Working with students and teachers in a variety of different situations and locations has taught me a lot. No matter where you are in the world kids are kids, schools are schools and music is music even when the contexts seem worlds apart.
Music education is filled with passionate teachers and practitioners who are working their socks off to try to enable quality and meaningful musical experiences for students who may only ever access music at school. So whilst on the surface the context may seem different, many of the underlying challenges and learning for us as educators is the same.
Why do we do what we do, how can we do it better and how can we persuade others of the value of what we do for the kids in our schools who deserve all the benefits that a music education can bring?
For the last year, I have been leading music workshops for teachers across the UK, in Australia, America and in SE Asia. As the content of these sessions has grown and developed with each workshop that I do, there have been a few underlying questions that I have started to ask the participants. Questions that I never really asked myself when I was in the classroom, but that I wish I spent more time considering.
The workshops are always practical. Everyone plays from the very first session to the end of the day. It’s exhausting and it’s exhilarating. It’s what music is all about.
As part of it, teachers become musical learners and experience the content in ways that then ask them to reflect on their own practice and what their students might need in order to be successful and achieve in their lessons.
Unpicking the experience, process, learning, understanding is a key part of ensuring the sustainability of what we cover in those training sessions. And so we do this through pondering a few key questions. I have given some thought to the 3 questions that I feel provoke the richest discussion at the end of the workshops.
1) What are your aspirations for your learners when they come to the end of their engagement with music in school, or with your music programme?
Is it important to you that they are able to read staff notation or that they can pass a graded qualification in music theory? Be ready to take a music exams course?
Many teachers value instrumental skills or an open mind and willingness to listen to a music in a range of different styles and genres with some understanding. But when I ask teachers directly, it’s surprising how few have actually thought about defining and articulating those aspirations beyond the general curriculum information that ‘all students will play a musical instrument and sing’ or that they offer ‘a broad and balanced’ selection of topics.
I know what mine are now and I have got it down to an elevator pitch that works for me. It is to create independent, musical, informal learners who can pursue their own individual love of music in any way that is appropriate for them so they can build on the learning and experiences they had in the music classroom at school.
2) What are your own values as a musician and as an educator?
For many music teachers, much of their music education would have taken place outside the classroom in instrumental lessons and participation in ensembles outside school.
It’s very difficult to be successful at A Level music without having had some form of additional tuition (can you really get to grade 6 level on an instrument with all the associated music literacy and composing skills just through having classroom music lessons once a week for an hour if you’re lucky?).
But it’s a very different way of learning music and I’m not convinced it can be replicated in a classroom with 25-30 students, a slightly random mixture of instruments and often just one or 2 rooms.
It’s interesting to reflect on how many of our values as musicians influence the answers to question 1 above.

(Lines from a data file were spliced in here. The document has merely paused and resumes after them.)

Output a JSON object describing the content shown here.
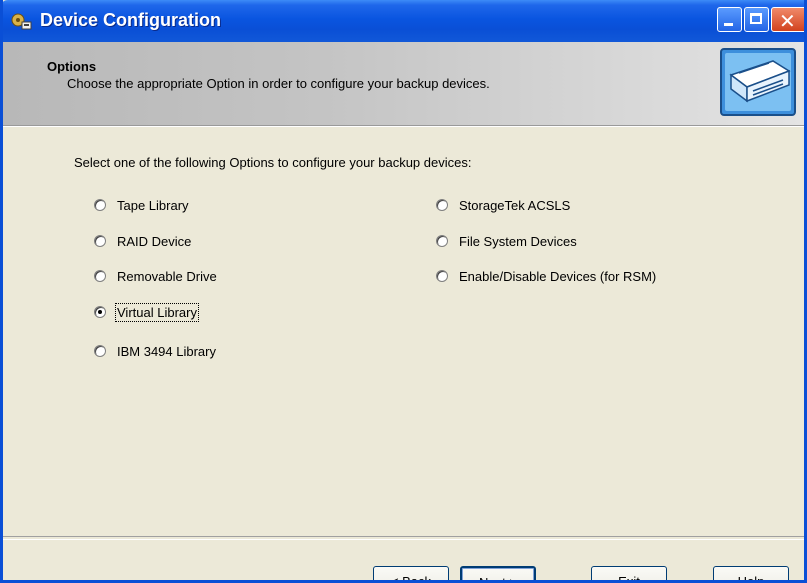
{
  "window": {
    "title": "Device Configuration"
  },
  "header": {
    "title": "Options",
    "subtitle": "Choose the appropriate Option in order to configure your backup devices."
  },
  "instruction": "Select one of the following Options to configure your backup devices:",
  "options_left": [
    {
      "label": "Tape Library",
      "selected": false
    },
    {
      "label": "RAID Device",
      "selected": false
    },
    {
      "label": "Removable Drive",
      "selected": false
    },
    {
      "label": "Virtual Library",
      "selected": true
    },
    {
      "label": "IBM 3494 Library",
      "selected": false
    }
  ],
  "options_right": [
    {
      "label": "StorageTek ACSLS",
      "selected": false
    },
    {
      "label": "File System Devices",
      "selected": false
    },
    {
      "label": "Enable/Disable Devices (for RSM)",
      "selected": false
    }
  ],
  "buttons": {
    "back": "< Back",
    "next": "Next >",
    "exit": "Exit",
    "help": "Help"
  },
  "colors": {
    "titlebar": "#0a4fd6",
    "dialog_bg": "#ece9d8",
    "close_button": "#d2421e"
  }
}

Why is it important for students to be able to read music? Why do we want them to be able to follow a conductor? Why do they need to know how many # are in the key of E major or where the viola section sits in an orchestra?
Those are things we absolutely needed to know to progress as instrumental musicians and competent composers grounded in a theoretical approach to music learning. But is it right for our classroom learners? What are their values as musical learners, listeners, creators, advocates, fans, participants and how do we consider those as well?
Then there are our own values as educators. To offer inclusive opportunities for all students to access music, to ensure that all abilities are adequately supported and challenged, to manage behaviour to allow all students to learn, to create vibrant learning environments and safe spaces to work.
Matching up our values with those of our departments, schools and the students themselves takes some thought and often more than a little compromise.
3) Why do you teach what you teach?
When I was training as a teacher, one of the school mentors came to run a session on planning to deliver GCSE music. The task was to look at the syllabus and plan a unit of work. Before we presented back our carefully crafted outcomes filled with listening sheets and short guided practical tasks he said that the first thing he wanted to know was what would be the value of that learning to the students.
Why had we chosen these tasks, for us or for them? We couldn’t answer. We had chosen to teach things we were knowledgable about and comfortable with but we had planned for our needs not theirs. One of the questions that I always ask now when a teacher asks for a resource for a particular topic is why.
Why are you choosing to teach reggae to your year 8? Or riffs to year 9 or instruments of the orchestra to year 7? What will they be learning that is in line with your defined values and aspirations and which builds in progression through your curriculum from a start to an end point?
Once you know the answers to those questions then you can think about an approach to deliver the learning that is appropriate for all learners, but getting the approach right isn’t enough if the content hasn’t really been thought through.
I will continue to ask these questions and refine my own answers to them. Meanwhile why not share your elevator pitch or ask your team at your next meeting if they can define the values that underpin your lessons, curriculum, department.
If nothing else it’s a great reminder of why we do what we do every day, even when some of the every day challenges of getting the job done can sometimes seem too daunting to overcome.